Write a greeting function that says “good morning”, “good afternoon”, or “good evening”, depending on the time of day. (Hint: use a time argument that defaults to lubridate::now(). That will make it easier to test your function.)
```{r}
greeter <- function(now = now()) {
if (between(hour(now), 8, 13)) {
print("Good morning")
} else if (between(hour(now), 13, 18)) {
print("Good afternoon")
} else {
print("Good evening")
}
}
greeter(now())
```
Implement a fizzbuzz function. It takes a single number as input. If the number is divisible by three, it returns “fizz”. If it’s divisible by five it returns “buzz”. If it’s divisible by three and five, it returns “fizzbuzz”. Otherwise, it returns the number. Make sure you first write working code before you create the function.
```{r}
x <- 9
fizzbuzz <- function(x) {
by_three <- x %% 3 == 0
by_five <- x %% 5 == 0
if (by_three && by_five) {
return("fizzbuzz")
} else if (by_three) {
return("fizz")
} else if (by_five) {
return("buzz")
} else {
return(x)
}
}
sapply(1:20, fizzbuzz)
```
How could you use cut() to simplify this set of nested if-else statements?
```{r}
temp <- c(27, 30)
if (temp <= 0) {
"freezing"
} else if (temp <= 10) {
"cold"
} else if (temp <= 20) {
"cool"
} else if (temp <= 30) {
"warm"
} else {
"hot"
}
cut(temp, breaks = seq(-10, 40, 10),
labels = c("freezing", "cold", "cool", "warm", "hot"))
```
How would you change the call to cut() if I’d used < instead of <=? What is the other chief advantage of cut() for this problem? (Hint: what happens if you have many values in temp?)
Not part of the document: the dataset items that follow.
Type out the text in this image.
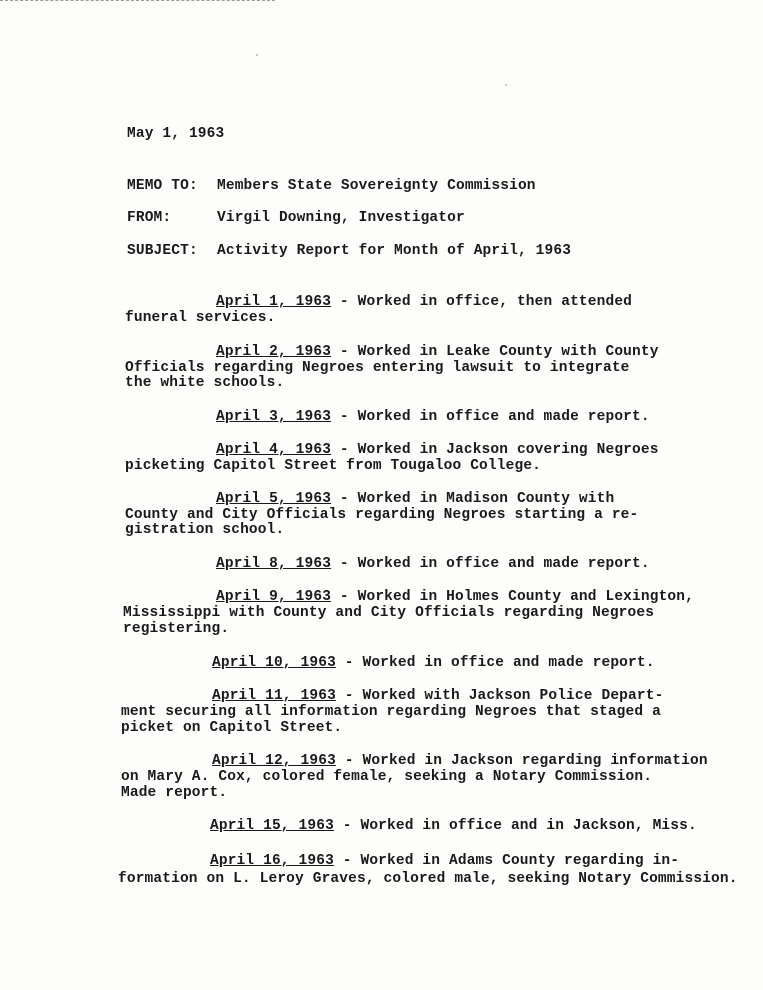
May 1, 1963
MEMO TO: Members State Sovereignty Commission
FROM:	Virgil Downing, Investigator
SUBJECT: Activity Report for Month of April, 1963
April 1, 1963 - Worked in office, then attended
funeral services.
April 2, 1963 - Worked in Leake County with County
Officials regarding Negroes entering lawsuit to integrate
the white schools.
April 3, 1963 - Worked in office and made report.
April 4, 1963 - Worked in Jackson covering Negroes
picketing Capitol Street from Tougaloo College.
April 5, 1963 - Worked in Madison County with
County and City Officials regarding Negroes starting a re-
gistration school.
April 8, 1963 - Worked in office and made report.
April 9, 1963 - Worked in Holmes County and Lexington,
Mississippi with County and City Officials regarding Negroes
registering.
April 10, 1963 - Worked in office and made report.
April 11, 1963 - Worked with Jackson Police Depart-
ment securing all information regarding Negroes that staged a
picket on Capitol Street.
April 12, 1963 - Worked in Jackson regarding information
on Mary A. Cox, colored female, seeking a Notary Commission.
Made report.
April 15, 1963 - Worked in office and in Jackson, Miss.
April 16, 1963 - Worked in Adams County regarding in-
formation on L. Leroy Graves, colored male, seeking Notary Commission.
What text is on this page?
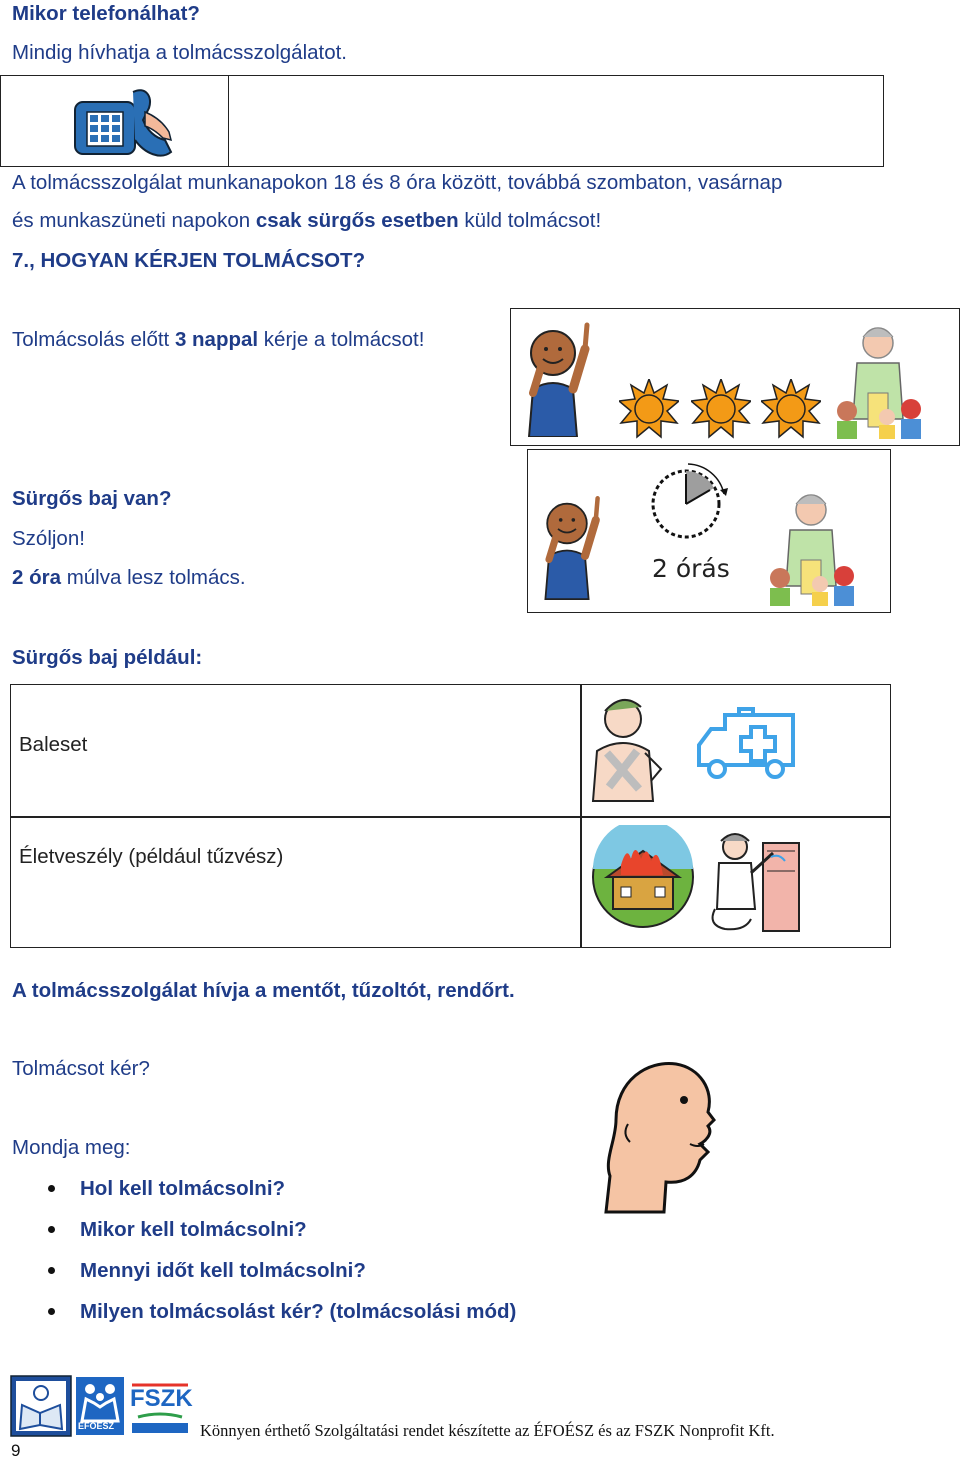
Mikor telefonálhat?
Mindig hívhatja a tolmácsszolgálatot.
A tolmácsszolgálat munkanapokon 18 és 8 óra között, továbbá szombaton, vasárnap
és munkaszüneti napokon csak sürgős esetben küld tolmácsot!
7., HOGYAN KÉRJEN TOLMÁCSOT?
Tolmácsolás előtt 3 nappal kérje a tolmácsot!
Sürgős baj van?
Szóljon!
2 óra múlva lesz tolmács.	2 órás
Sürgős baj például:
Baleset
Életveszély (például tűzvész)
A tolmácsszolgálat hívja a mentőt, tűzoltót, rendőrt.
Tolmácsot kér?
Mondja meg:
Hol kell tolmácsolni?
Mikor kell tolmácsolni?
Mennyi időt kell tolmácsolni?
Milyen tolmácsolást kér? (tolmácsolási mód)
9
ÉFOÉSZ
FSZK
Könnyen érthető Szolgáltatási rendet készítette az ÉFOÉSZ és az FSZK Nonprofit Kft.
First, that it's vectorized, so I can recode a vector of values with the single function and second that it controls the closing points of what to recode such as:
```{r}
cut(temp, breaks = seq(-10, 40, 10),
right = FALSE,
labels = c("freezing", "cold", "cool", "warm", "hot"))
```
What happens if you use switch() with numeric values?
```{r, eval = FALSE}
x = 2
switch(x, 1 = "No", 2 = "Yes")
switch(x, `1` = "No", `2` = "Yes")
```
What does this switch() call do? What happens if x is “e”?
```{r}
x <- "d"
switch(x,
a = ,
b = "ab",
c = ,
d = "cd"
)
```
When a slot is empty it finds the next slot that has values.
```{r}
x <- "a"
switch(x,
a = ,
z = ,
b = "ab",
c = ,
d = "cd"
)
```
## Exercises 19.5.5
What does commas(letters, collapse = "-") do? Why?
```{r}
commas <- function(..., collapse = ",") {
str_c(..., collapse = collapse)
}
commas(letters, collapse = "-")
```
You get them `-` separated!
It’d be nice if you could supply multiple characters to the pad argument, e.g. rule("Title", pad = "-+"). Why doesn’t this currently work? How could you fix it?
```{r}
rule <- function(..., pad = "-") {
title <- paste0(...)
width <- getOption("width") - nchar(title) - 5
pad_char <- nchar(pad)
cat(title, " ", stringr::str_dup(pad, width / pad_char), "\n", sep = "")
}
rule("my title", pad = "-+")
```
What does the trim argument to mean() do? When might you use it?
```{r}
mean(c(99, 1:10))
mean(c(99, 1:10), trim = 0.1)
```
In this case, it trimes `10%` of the the vector on both sides.
The default value for the method argument to cor() is c("pearson", "kendall", "spearman"). What does that mean? What value is used by default?
The first value is used by default and you have the option of specifying any of the three values.